Recently, conversion of black/white documents used in offices into color documents rapidly progresses. The image forming apparatus, which handles those color documents, for example, copying machines, printers and facsimile machines, have also rapidly increase their number. In recent office work, there is a tendency of high quality and high speed. With this tendency, the performances of high picture quality and high speed are frequently required for those color document processing apparatuses. To satisfy such a requirement, called tandem color image forming apparatuses have been proposed and some of them have come into practical use and marketed as products. In this type of the apparatus, image forming units are respectively used for the colors, for example, black (K), yellow (Y), magenta (M) and cyan (C). Color images formed by these image forming units are superimposedly transferred onto an image transfer medium or an intermediate image transfer medium being transported, to thereby form a color image.

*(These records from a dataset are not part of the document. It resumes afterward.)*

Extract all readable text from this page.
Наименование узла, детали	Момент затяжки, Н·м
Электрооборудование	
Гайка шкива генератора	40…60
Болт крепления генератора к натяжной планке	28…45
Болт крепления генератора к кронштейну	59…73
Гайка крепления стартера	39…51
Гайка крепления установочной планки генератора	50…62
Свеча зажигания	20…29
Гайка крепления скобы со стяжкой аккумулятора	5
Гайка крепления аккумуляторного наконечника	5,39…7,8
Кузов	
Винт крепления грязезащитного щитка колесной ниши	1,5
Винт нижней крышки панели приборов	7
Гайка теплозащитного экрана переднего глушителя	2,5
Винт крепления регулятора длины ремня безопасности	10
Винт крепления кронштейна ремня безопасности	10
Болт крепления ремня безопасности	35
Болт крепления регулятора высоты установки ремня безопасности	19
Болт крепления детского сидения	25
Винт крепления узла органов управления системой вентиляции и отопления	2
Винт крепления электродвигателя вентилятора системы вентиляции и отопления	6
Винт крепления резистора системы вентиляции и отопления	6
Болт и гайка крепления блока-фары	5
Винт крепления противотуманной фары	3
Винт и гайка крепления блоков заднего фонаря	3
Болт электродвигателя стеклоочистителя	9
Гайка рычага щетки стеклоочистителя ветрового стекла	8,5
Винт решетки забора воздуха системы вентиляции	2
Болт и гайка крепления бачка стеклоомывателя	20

An example of the tandem image forming apparatus will be described. As shown in FIG. 43, the apparatus includes four image forming units, a black (K) image forming unit 200K for forming a black image, a yellow (Y) image forming unit 200Y for forming a yellow image, a magenta (M) image forming unit 200M for forming a magenta image, and a cyan (C) image forming unit 200C for forming a cyan image. These four image forming units 200K, 200Y, 200M and 200C are horizontally arranged at fixed spatial intervals. An endless transfer belt 202 as a transfer-medium bearing means is disposed under and along the linear array of the black, yellow, magenta and cyan image forming units 200K, 200Y, 200M and 200C. The transfer belt 202 transfers a transfer sheet 201 to the image transferring positions of the image forming units 200K, 200Y, 200M and 200C while electrostatically attracting the transfer sheet 201 thereto.
The constructions of the image forming units 200K, 200Y, 200M and 200C are substantially the same. The units 200K, 200Y, 200M and 200C sequentially form toner images of black, yellow, magenta and cyan, The units 200K, 200Y, 200M and 200C have photoreceptor drums 203, respectively. The surface of the photoreceptor drum 203 is uniformly charged by a primary charging scorotron 204, and exposed to and scanned with an image forming laser beam 205 in accordance with image information. As a result, a latent electrostatic image is formed on the surface of the photoreceptor drum. In the image forming units 200K, 200Y, 200M and 200C, developing units 206 included therein develop the latent images into visual color images with color toner particles of black, yellow, magenta and cyan, respectively. Those toner images are charged by pre-transfer chargers 207, and sequentially and superimposedly transferred onto the transfer sheet 201 that is attracted onto the transfer belt 202 by the charging by transfer chargers 208. The transfer sheet 201 bearing the color toner image consisting of color toner images of black, yellow, magenta and cyan is separated from the transfer belt 202, and subjected to a fixing process by a fixing unit, not shown, to thereby form a color image.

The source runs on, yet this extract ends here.